Disney is reportedly making active preparations for the launch of a standalone ESPN streaming service, as per a recent report by The Wall Street Journal. The report states that ESPN is planning to offer its channel directly to cord-cutters as a subscription-based streaming service in the near future, although the specific launch date is unknown at this time.
This development aligns with previous statements by Disney and ESPN, which have indicated their intention to eventually provide the channel as a standalone streaming service. The companies are now said to be implementing this plan through an internal project codenamed “Flagship.” ESPN has begun securing flexibility in its agreements with cable providers and is engaging in similar discussions with professional sports leagues.
Even after the launch of the streaming service, Disney will reportedly continue to offer ESPN as a traditional TV channel. However, this shift will have significant implications for cable TV providers, as live sports on ESPN are one of the major attractions of traditional cable packages. The providers, who currently pay to carry the ESPN channel, would now face competition from the new streaming service.
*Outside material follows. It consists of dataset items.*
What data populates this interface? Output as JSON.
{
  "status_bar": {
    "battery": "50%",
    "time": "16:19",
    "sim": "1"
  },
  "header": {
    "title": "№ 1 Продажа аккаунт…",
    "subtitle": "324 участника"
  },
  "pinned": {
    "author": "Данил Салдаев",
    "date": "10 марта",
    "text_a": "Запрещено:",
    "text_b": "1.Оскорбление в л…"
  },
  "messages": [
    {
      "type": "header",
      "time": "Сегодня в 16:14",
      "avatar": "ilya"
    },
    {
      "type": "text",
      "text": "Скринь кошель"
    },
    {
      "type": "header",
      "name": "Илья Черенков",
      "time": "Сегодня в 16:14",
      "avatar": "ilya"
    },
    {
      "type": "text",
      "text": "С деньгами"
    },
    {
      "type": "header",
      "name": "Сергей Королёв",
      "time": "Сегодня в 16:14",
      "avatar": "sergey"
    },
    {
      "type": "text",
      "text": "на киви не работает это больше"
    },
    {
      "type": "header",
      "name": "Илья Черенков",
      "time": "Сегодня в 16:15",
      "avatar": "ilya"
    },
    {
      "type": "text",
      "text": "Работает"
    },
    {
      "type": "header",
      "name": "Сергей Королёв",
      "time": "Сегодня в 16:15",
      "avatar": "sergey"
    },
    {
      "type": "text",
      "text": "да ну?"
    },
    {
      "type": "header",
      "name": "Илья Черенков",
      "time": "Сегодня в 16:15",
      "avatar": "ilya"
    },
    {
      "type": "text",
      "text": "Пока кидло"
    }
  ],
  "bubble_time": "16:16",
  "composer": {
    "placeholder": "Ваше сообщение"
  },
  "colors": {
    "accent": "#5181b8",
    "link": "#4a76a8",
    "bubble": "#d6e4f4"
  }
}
Although ESPN already operates a monthly streaming service called ESPN+, it does not include access to the ESPN channel itself. ESPN+ offers live programming of select MLB and professional hockey games, but NBA and NFL telecasts are currently only available on traditional TV. With the introduction of this new streaming service, ESPN aims to fully transition to a streaming platform.
During Disney’s recent earnings call, CEO Robert Iger mentioned that migrating ESPN to a direct-to-consumer service is a significant decision that the company plans to approach carefully.
“We haven’t really changed our position regarding basically migrating ESPN’s flagship service as a direct-to-consumer or streaming platform,” Iger stated during the call. “We think there’s an inevitability to that, but it’s a huge decision for us to make. And we know that we’ve got to get it right, both in terms of pricing and timing.”